Notary publics: They’re the unsung hero of any professional setting. When you begin looking for a job in a law firm (or many other professional offices) you may begin to notice that nearly every open position has at least one thing in common — they want someone who is a certified notary public.
Despite their role in certifying documents, which can help avoid legal crises on a daily basis, many people do not even know what a notary is. As such, it’s probably no surprise to Fairygodboss readers that most notary publics are women. The good news is this: if you’re motivated by knowing that you are absolutely invaluable to the day-to-day operation of your office or firm, becoming a notary public is a sure-fire way to ensure that you are. On a less professional note, a notary can officiate weddings in some states, which is a fun perk.
According to the National Notary Association, a notary is “an official of integrity appointed by state government — typically by the secretary of state — to serve the public as an impartial witness in performing a variety of official fraud-deterrent acts related to the signing of important documents.” Simply put, a notary's most frequent task is to witness and verify the identity of a person signing a legal document.
There are two types of notaries:
The first (which the bulk of this article will refer to) is the common law notary. A common law notary is someone who has completed all of the state requirements to become a notary but is not an attorney and is forbidden from giving legal advice. A civil law notary is a lawyer.
The easiest way to get into a state accepted notary public class is by registering through your local community college. To register you will have to have a high school diploma or your G.E.D and pay an enrollment fee. These vary but if you are becoming a notary at the request of your current employer they will usually be willing to cover the costs.
The notary public manual will be essential to completing your certification. You can buy it at your school bookstore or order it online, but ensure that you order the most recent publication.
Owning the notary manual is extremely important because not only will the text help you pass the class, but you'll use it as a reference once you're certified.

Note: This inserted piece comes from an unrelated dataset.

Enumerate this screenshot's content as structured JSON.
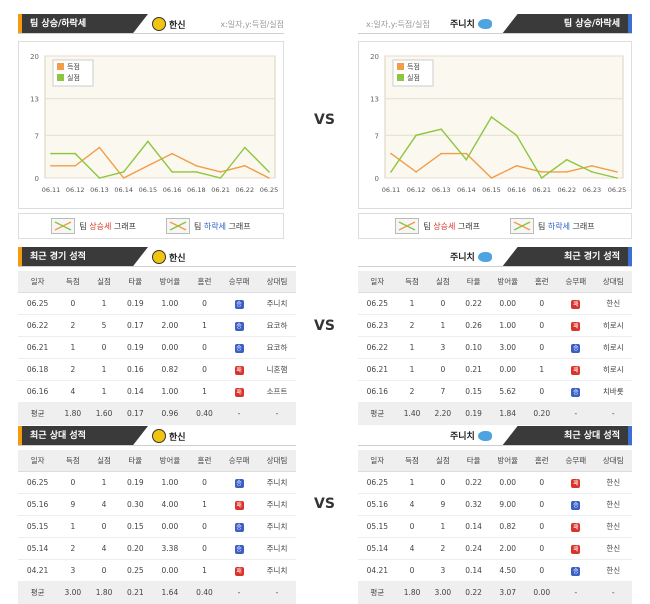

As a notary you are a public officer and the rules you follow are actually written into law, therefore it is very important that you not only keep your manual but order updated copies in the future in order to ensure that you are aware when the laws change.
This step should be pretty obvious... who would pay for a class they don’t plan to actually take? They are typically around six hours in length and can be completed over the weekend. I took mine on a Saturday and we finished early.
The class will consist of going over all of the legal definitions included in your manual, the process of how you notarize a document, as well as the rules that govern when, where and how you can and cannot notarize documents.
For example, your instructor will go over the formatting of an acknowledgment page which is the page added on to the end of a legal document where you sign stating that you witnessed the signature on the page in person on a particular date. It is also where you will stamp your notary seal.
The exam includes multiple-choice questions about vocabulary and hypothetical scenarios. Pay special attention to real-world examples your instructor provides in class, as they'll come in hand for the test. The third section has true or false questions. This section often trips people up so be sure to read the statements very carefully. To receive an application, you must score at least 80%.
This part is easy: fill out the paperwork and follow the instructions carefully. You will be instructed not to sign the bottom until you you're in front of a notary.
Before you leave, your instructor must sign your application and enter your grade into their system in order to formally verify to the state that you have passed.
Before you can mail your application to the Secretary of State you must sign your application in front of a notary. After that, send it in with the application fee, which is usually $50 and is oftened paid for by your employer (ask them!). Reminder: you are not allowed to notarize your own signature.
You will need to take your oath of office in the county of your residence within 45 days of receiving your letter of confirmation from the Secretary of State. You must bring a form of ID and $10 dollars to the oath. After performing your oath you will receive your notary certificate.
Now that you’ve received your notary certificate the only thing left to do is order your notary seal. There are many different types of seals available including stamps and embossers which leave fancy little imprints on the pages you notarize. This part is down to personal preference so have fun choosing the one you like best.
Depending on where you live, some of these steps may vary slightly. For example, some states including Washington State and South Carolina, don’t require special training to become a notary at all. Other states such as California and Oregon will still require the class but you might have to register for it through the office of the Secretary of State instead of through your local community college. You can find information specific to your state at nationalnotary.org.
You can get paid to notarize documents in a few ways. The most obvious being that you get a job where notarizing documents is part of the job description. Another way would be to network and tell people you are a notary. In North Carolina, where I live, you can charge up to $5 per signature.
It is against the law to notarize your own signature. It is also generally frowned upon to notarize documents for your friends and family. In North Carolina, you can do it if the document you’re notarizing does not benefit you in any way, and there are explicit explanations of what is and is not considered a personal interest or benefit within your Notary Public Manual.